Nochmals, ich hätte nichts gegen einen Beweis für die Existenz Gottes. Ich verstehe aber den unverbrüchlichen Glauben all jener nicht, die sich diesbezüglich nur auf Gerüchte und Hörensagen stützen können. Was macht Menschen, denen die Scheiße bis zum Hals steht, bloß so sicher, dass Priester, Mullahs oder andere Religionsvertriebsbeauftragte ihnen bei der Lösung existenzieller Probleme helfen werden? Merken die wirklich nicht, wie sie verscheißert und benutzt werden? Ich will Nora Steen keine böse Absicht unterstellen (das ganze Wort zum Sonntag könnt ihr hier nachlesen), sie hat es sicherlich gut gemeint. Aber müsste man den Leuten nicht viel mehr sagen, dass jeder sich dringend Gedanken um unsere gemeinsame Zukunft machen sollte? Und dass Nachdenken allein nicht ausreichen wird, sondern wir unbedingt auch handeln müssen? Entschlossen und energisch, dass wir einen radikalen (im Sinne von an die Wurzel des Übels gehenden) Kurswechsel brauchen, weil die Zeit für sanfte Korrekturen vorbei ist. Das käme der Botschaft eines guten Hirten nahe, denn der muss seine Schafe warnen und schützen, wenn hungrige Wölfe durch die Nacht schleichen. Oder wenn abgesoffene Atom-U-Boote durchrosten und bald unsere Weltmeere nuklear verseuchen.
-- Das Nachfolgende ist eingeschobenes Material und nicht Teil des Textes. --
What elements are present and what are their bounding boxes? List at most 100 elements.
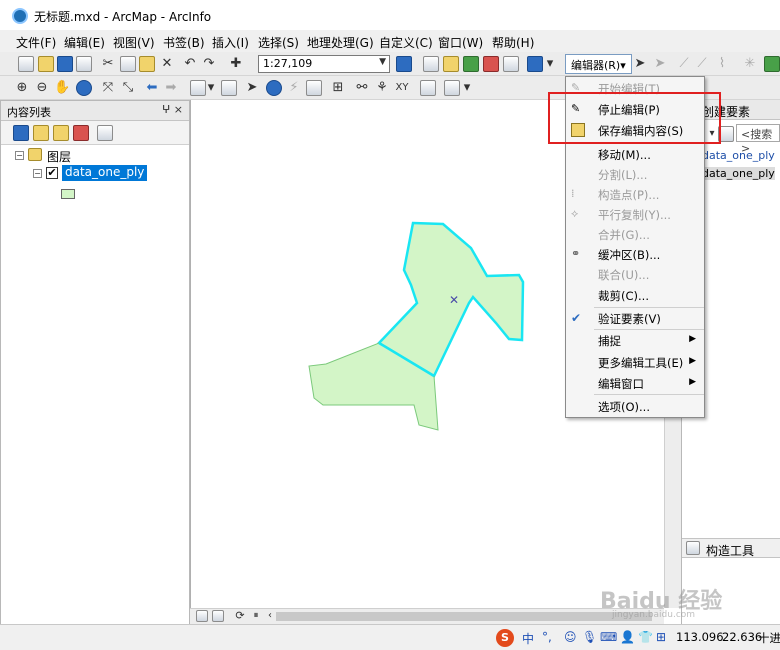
menu-customize[interactable]: 自定义(C)	[379, 34, 433, 51]
zoom-in-icon[interactable]: ⊕	[14, 80, 30, 96]
menu-windows[interactable]: 窗口(W)	[438, 34, 483, 51]
menu-edit[interactable]: 编辑(E)	[64, 34, 105, 51]
delete-icon[interactable]: ✕	[159, 56, 175, 72]
select-features-icon[interactable]	[190, 80, 206, 96]
find-route-icon[interactable]: ⚘	[374, 80, 390, 96]
collapse-icon[interactable]: −	[15, 151, 24, 160]
menu-item-move[interactable]: 移动(M)...	[566, 144, 704, 164]
menu-item-union[interactable]: 联合(U)...	[566, 264, 704, 284]
menu-insert[interactable]: 插入(I)	[212, 34, 249, 51]
menu-item-split[interactable]: 分割(L)...	[566, 164, 704, 184]
toolbar-overflow-icon[interactable]: ▾	[545, 56, 555, 72]
menu-item-copy-parallel[interactable]: ⟡ 平行复制(Y)...	[566, 204, 704, 224]
menu-view[interactable]: 视图(V)	[113, 34, 155, 51]
time-slider-icon[interactable]	[420, 80, 436, 96]
copy-icon[interactable]	[120, 56, 136, 72]
layer-symbol-swatch[interactable]	[61, 189, 75, 199]
add-data-icon[interactable]: ✚	[228, 56, 244, 72]
end-point-arc-icon[interactable]: ⟋	[694, 56, 710, 72]
viewer-window-icon[interactable]	[444, 80, 460, 96]
menu-help[interactable]: 帮助(H)	[492, 34, 534, 51]
go-to-xy-icon[interactable]: XY	[394, 80, 410, 96]
trace-icon[interactable]: ⌇	[714, 56, 730, 72]
menu-item-editing-windows[interactable]: 编辑窗口 ▶	[566, 373, 704, 393]
menu-item-validate-features[interactable]: ✔ 验证要素(V)	[566, 308, 704, 328]
layers-group-label[interactable]: 图层	[47, 148, 71, 165]
select-elements-icon[interactable]: ➤	[244, 80, 260, 96]
editor-toolbar-icon[interactable]	[396, 56, 412, 72]
sketch-properties-icon[interactable]	[764, 56, 780, 72]
map-horizontal-scrollbar[interactable]: ⟳ ⏸ ‹	[190, 608, 664, 624]
voice-input-icon[interactable]: 🎙	[582, 630, 597, 644]
go-back-icon[interactable]: ⬅	[144, 80, 160, 96]
toc-options-icon[interactable]	[97, 125, 113, 141]
measure-icon[interactable]: ⊞	[330, 80, 346, 96]
data-view-icon[interactable]	[196, 610, 208, 622]
refresh-icon[interactable]: ⟳	[232, 608, 248, 624]
point-icon[interactable]: ✳	[742, 56, 758, 72]
save-icon[interactable]	[57, 56, 73, 72]
menu-bookmarks[interactable]: 书签(B)	[163, 34, 205, 51]
full-extent-globe-icon[interactable]	[76, 80, 92, 96]
menu-item-options[interactable]: 选项(O)...	[566, 396, 704, 416]
menu-item-snapping[interactable]: 捕捉 ▶	[566, 330, 704, 350]
redo-icon[interactable]: ↷	[201, 56, 217, 72]
skin-icon[interactable]: 👤	[620, 630, 635, 644]
open-folder-icon[interactable]	[38, 56, 54, 72]
go-forward-icon[interactable]: ➡	[163, 80, 179, 96]
sogou-ime-logo[interactable]: S	[496, 629, 514, 647]
template-group-label[interactable]: data_one_ply	[702, 149, 775, 162]
ime-mode-indicator[interactable]: 中	[522, 630, 534, 647]
select-dropdown-icon[interactable]: ▾	[206, 80, 216, 96]
find-binoculars-icon[interactable]: ⚯	[354, 80, 370, 96]
toolbar2-overflow-icon[interactable]: ▾	[462, 80, 472, 96]
identify-icon[interactable]	[266, 80, 282, 96]
edit-annotation-icon[interactable]: ➤	[652, 56, 668, 72]
menu-selection[interactable]: 选择(S)	[258, 34, 299, 51]
hyperlink-icon[interactable]: ⚡	[286, 80, 302, 96]
menu-file[interactable]: 文件(F)	[16, 34, 56, 51]
model-builder-icon[interactable]	[527, 56, 543, 72]
edit-tool-icon[interactable]: ➤	[632, 56, 648, 72]
menu-item-merge[interactable]: 合并(G)...	[566, 224, 704, 244]
menu-item-more-editing-tools[interactable]: 更多编辑工具(E) ▶	[566, 352, 704, 372]
straight-segment-icon[interactable]: ⟋	[676, 56, 692, 72]
layer-visibility-checkbox[interactable]: ✔	[46, 167, 58, 179]
toc-pin-close-buttons[interactable]: ⵖ ×	[162, 103, 183, 116]
scrollbar-thumb[interactable]	[276, 612, 652, 621]
keyboard-icon[interactable]: ⌨	[600, 630, 617, 644]
template-search-input[interactable]: <搜索>	[736, 124, 780, 155]
emoji-icon[interactable]: ☺	[564, 630, 577, 644]
template-item-data-one-ply[interactable]: data_one_ply	[702, 167, 775, 180]
menu-item-construct-points[interactable]: ⁞ 构造点(P)...	[566, 184, 704, 204]
layout-view-icon[interactable]	[212, 610, 224, 622]
arctoolbox-icon[interactable]	[483, 56, 499, 72]
pan-hand-icon[interactable]: ✋	[54, 80, 70, 96]
table-of-contents-icon[interactable]	[423, 56, 439, 72]
menu-geoprocessing[interactable]: 地理处理(G)	[307, 34, 374, 51]
print-icon[interactable]	[76, 56, 92, 72]
zoom-out-icon[interactable]: ⊖	[34, 80, 50, 96]
ime-toolbar[interactable]: S 中 °, ☺ 🎙 ⌨ 👤 👕 ⊞	[496, 628, 674, 648]
punctuation-icon[interactable]: °,	[542, 630, 552, 644]
html-popup-icon[interactable]	[306, 80, 322, 96]
search-window-icon[interactable]	[463, 56, 479, 72]
list-by-source-icon[interactable]	[33, 125, 49, 141]
ime-menu-icon[interactable]: ⊞	[656, 630, 666, 644]
catalog-icon[interactable]	[443, 56, 459, 72]
layer-data-one-ply[interactable]: data_one_ply	[62, 165, 148, 181]
python-window-icon[interactable]	[503, 56, 519, 72]
list-by-drawing-order-icon[interactable]	[13, 125, 29, 141]
menu-item-buffer[interactable]: ⚭ 缓冲区(B)...	[566, 244, 704, 264]
editor-menu-button[interactable]: 编辑器(R)▾	[565, 54, 632, 74]
toolbox-icon[interactable]: 👕	[638, 630, 653, 644]
collapse-layer-icon[interactable]: −	[33, 169, 42, 178]
new-document-icon[interactable]	[18, 56, 34, 72]
map-scale-input[interactable]: 1:27,109 ▼	[258, 55, 390, 73]
menu-item-clip[interactable]: 裁剪(C)...	[566, 285, 704, 305]
list-by-visibility-icon[interactable]	[53, 125, 69, 141]
paste-icon[interactable]	[139, 56, 155, 72]
clear-selection-icon[interactable]	[221, 80, 237, 96]
fixed-zoom-in-icon[interactable]: ⤧	[100, 80, 116, 96]
list-by-selection-icon[interactable]	[73, 125, 89, 141]
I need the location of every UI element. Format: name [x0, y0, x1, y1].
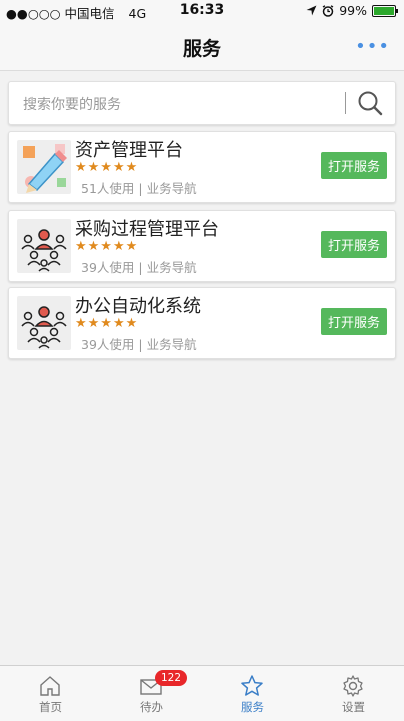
service-list-area: 搜索你要的服务 资产管理平台 ★★★★★ 51人使用 | 业务导航 打开服务 采… — [0, 71, 404, 665]
battery-fill — [374, 6, 394, 15]
search-divider — [345, 92, 346, 114]
rating-stars: ★★★★★ — [75, 239, 139, 254]
battery-icon — [372, 4, 398, 17]
service-meta: 51人使用 | 业务导航 — [81, 178, 197, 197]
tab-todo[interactable]: 122 待办 — [101, 666, 202, 721]
tab-bar: 首页 122 待办 服务 设置 — [0, 665, 404, 721]
open-service-button[interactable]: 打开服务 — [321, 231, 387, 258]
tab-label: 待办 — [140, 700, 163, 714]
nav-bar: 服务 ••• — [0, 22, 404, 71]
tab-label: 设置 — [342, 700, 365, 714]
search-box[interactable]: 搜索你要的服务 — [8, 81, 396, 125]
rating-stars: ★★★★★ — [75, 160, 139, 175]
open-service-button[interactable]: 打开服务 — [321, 152, 387, 179]
service-card[interactable]: 办公自动化系统 ★★★★★ 39人使用 | 业务导航 打开服务 — [8, 287, 396, 359]
battery-percent: 99% — [339, 3, 367, 18]
service-category: 业务导航 — [146, 260, 197, 275]
alarm-icon — [322, 4, 334, 17]
usage-count: 51人使用 — [81, 181, 135, 196]
status-right: 99% — [306, 3, 398, 18]
service-card[interactable]: 采购过程管理平台 ★★★★★ 39人使用 | 业务导航 打开服务 — [8, 210, 396, 282]
service-card[interactable]: 资产管理平台 ★★★★★ 51人使用 | 业务导航 打开服务 — [8, 131, 396, 203]
star-icon — [241, 675, 263, 696]
search-input[interactable]: 搜索你要的服务 — [23, 94, 121, 114]
tab-label: 首页 — [39, 700, 62, 714]
people-network-icon — [17, 219, 71, 273]
home-icon — [40, 676, 60, 696]
status-bar: ●●○○○ 中国电信 4G 16:33 99% — [0, 0, 404, 22]
tab-label: 服务 — [241, 700, 264, 714]
tab-settings[interactable]: 设置 — [303, 666, 404, 721]
more-options-button[interactable]: ••• — [355, 36, 390, 57]
rating-stars: ★★★★★ — [75, 316, 139, 331]
search-icon[interactable] — [357, 90, 383, 116]
service-name: 资产管理平台 — [75, 140, 183, 161]
service-meta: 39人使用 | 业务导航 — [81, 257, 197, 276]
gear-icon — [343, 675, 363, 697]
open-service-button[interactable]: 打开服务 — [321, 308, 387, 335]
location-arrow-icon — [306, 5, 317, 16]
todo-count-badge: 122 — [155, 670, 187, 686]
usage-count: 39人使用 — [81, 337, 135, 352]
tab-services[interactable]: 服务 — [202, 666, 303, 721]
tab-home[interactable]: 首页 — [0, 666, 101, 721]
service-category: 业务导航 — [146, 181, 197, 196]
pencil-icon — [17, 140, 71, 194]
service-name: 采购过程管理平台 — [75, 219, 219, 240]
page-title: 服务 — [182, 38, 221, 60]
service-category: 业务导航 — [146, 337, 197, 352]
meta-separator: | — [138, 337, 147, 352]
usage-count: 39人使用 — [81, 260, 135, 275]
people-network-icon — [17, 296, 71, 350]
meta-separator: | — [138, 260, 147, 275]
service-name: 办公自动化系统 — [75, 296, 201, 317]
meta-separator: | — [138, 181, 147, 196]
service-meta: 39人使用 | 业务导航 — [81, 334, 197, 353]
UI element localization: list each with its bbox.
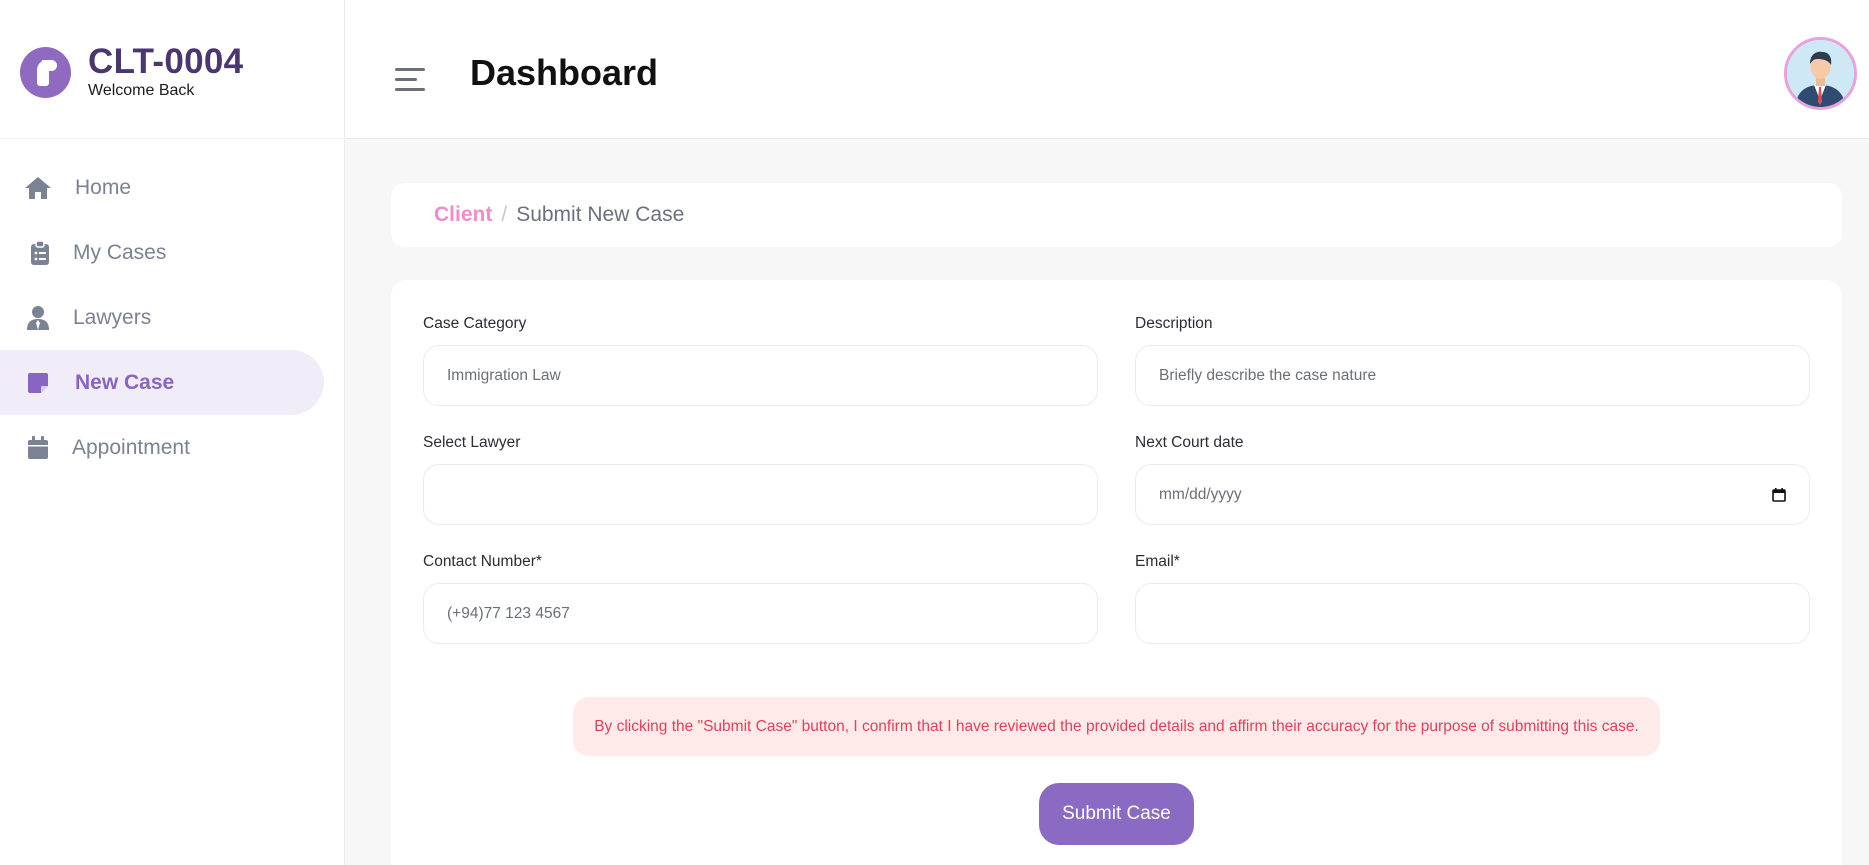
email-input[interactable] [1135, 583, 1810, 644]
submit-case-button[interactable]: Submit Case [1039, 783, 1194, 845]
user-tie-icon [23, 303, 53, 333]
home-icon [23, 173, 53, 203]
sidebar-item-lawyers[interactable]: Lawyers [0, 285, 345, 350]
top-header: Dashboard [345, 0, 1869, 139]
sidebar-item-label: Appointment [72, 435, 190, 459]
sidebar-item-home[interactable]: Home [0, 155, 345, 220]
brand-divider [0, 138, 345, 139]
avatar-person-icon [1787, 40, 1854, 107]
breadcrumb-client-link[interactable]: Client [434, 203, 492, 227]
sidebar-item-label: Home [75, 175, 132, 199]
sidebar-item-label: Lawyers [73, 305, 152, 329]
user-avatar[interactable] [1784, 37, 1857, 110]
select-lawyer-label: Select Lawyer [423, 434, 521, 451]
brand[interactable]: CLT-0004 Welcome Back [20, 44, 243, 100]
sidebar: CLT-0004 Welcome Back Home My Cases Lawy… [0, 0, 345, 865]
contact-number-label: Contact Number* [423, 553, 542, 570]
brand-logo-icon [20, 46, 71, 98]
sidebar-item-appointment[interactable]: Appointment [0, 415, 345, 480]
calendar-picker-icon[interactable] [1772, 487, 1786, 502]
next-court-date-label: Next Court date [1135, 434, 1244, 451]
brand-text: CLT-0004 Welcome Back [88, 44, 243, 100]
case-category-label: Case Category [423, 315, 527, 332]
date-placeholder: mm/dd/yyyy [1159, 485, 1242, 503]
description-input[interactable] [1135, 345, 1810, 406]
select-lawyer-select[interactable] [423, 464, 1098, 525]
sidebar-nav: Home My Cases Lawyers New Case Appointme… [0, 155, 345, 480]
contact-number-input[interactable] [423, 583, 1098, 644]
breadcrumb-separator: / [501, 203, 508, 226]
breadcrumb: Client / Submit New Case [391, 183, 1842, 247]
sidebar-item-new-case[interactable]: New Case [0, 350, 324, 415]
next-court-date-input[interactable]: mm/dd/yyyy [1135, 464, 1810, 525]
calendar-icon [23, 433, 53, 463]
page-title: Dashboard [470, 52, 659, 93]
sidebar-item-my-cases[interactable]: My Cases [0, 220, 345, 285]
breadcrumb-current: Submit New Case [516, 203, 685, 226]
email-label: Email* [1135, 553, 1180, 570]
sidebar-item-label: New Case [75, 370, 175, 394]
welcome-text: Welcome Back [88, 82, 195, 99]
note-icon [23, 368, 53, 398]
menu-toggle-icon[interactable] [395, 68, 425, 94]
description-label: Description [1135, 315, 1213, 332]
case-category-input[interactable] [423, 345, 1098, 406]
sidebar-item-label: My Cases [73, 240, 167, 264]
clipboard-icon [25, 238, 55, 268]
new-case-form: Case Category Description Select Lawyer … [391, 280, 1842, 865]
confirmation-notice: By clicking the "Submit Case" button, I … [573, 697, 1660, 756]
client-id: CLT-0004 [88, 42, 244, 81]
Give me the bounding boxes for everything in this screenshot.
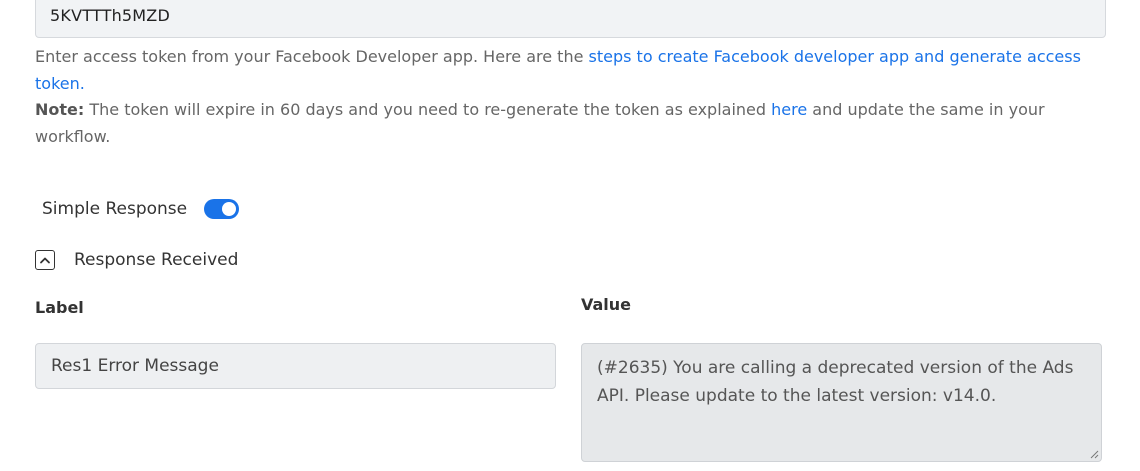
response-received-label: Response Received [74,250,239,270]
response-value-text: (#2635) You are calling a deprecated ver… [597,358,1074,406]
simple-response-toggle[interactable] [204,199,240,219]
value-column-heading: Value [581,295,632,314]
toggle-knob [222,202,237,216]
chevron-up-icon [40,257,50,264]
simple-response-row: Simple Response [42,197,240,221]
label-column-heading: Label [35,298,84,317]
access-token-input[interactable]: 5KVTTTh5MZD [35,0,1106,38]
response-value-textarea[interactable]: (#2635) You are calling a deprecated ver… [581,343,1102,462]
response-received-row: Response Received [35,247,238,273]
here-link[interactable]: here [771,100,807,119]
help-text-intro: Enter access token from your Facebook De… [35,47,589,66]
collapse-button[interactable] [35,250,55,270]
resize-handle-icon[interactable] [1089,449,1099,459]
access-token-value: 5KVTTTh5MZD [50,6,170,25]
simple-response-label: Simple Response [42,199,188,219]
note-text: The token will expire in 60 days and you… [84,100,772,119]
access-token-help: Enter access token from your Facebook De… [35,44,1105,150]
response-label-field[interactable]: Res1 Error Message [35,343,556,389]
note-label: Note: [35,100,85,119]
response-label-value: Res1 Error Message [51,356,219,376]
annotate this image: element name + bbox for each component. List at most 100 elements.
Lieber Göttin, falls du dies zufällig liest und trotz des Eurovision Song Contest nicht zu beschäftigt bist, dann gib mir bitte ein Zeichen. Eines, dass selbst ein hartgesottener Zweifler und gottloser Spötter nicht ignorieren oder missverstehen kann. Verzeih mir meine Überheblichkeit und das jahrzehntelange Zögern, und betrachte mich fortan als dein williges Werkzeug. Mach es ruhig so wie damals mit Jona, den du nach Ninive schicktest, um der Stadt und ihren verkommenen Bewohnern dein Strafgericht anzudrohen. Ich werde, falls du dich unzweifelhaft offenbarst und mir einen klaren Auftrag erteilst, den Job dankbar annehmen und das Beste draus machen. Willig, uneigennützig und zum Wohle der Menschheit. Viel Hoffnung hab ich zwar nicht, aber so wie es bisher läuft, kann es bei uns ja wirklich nicht weitergehen. In diesem Sinne – ich warte auf den göttlichen Fingerzeig.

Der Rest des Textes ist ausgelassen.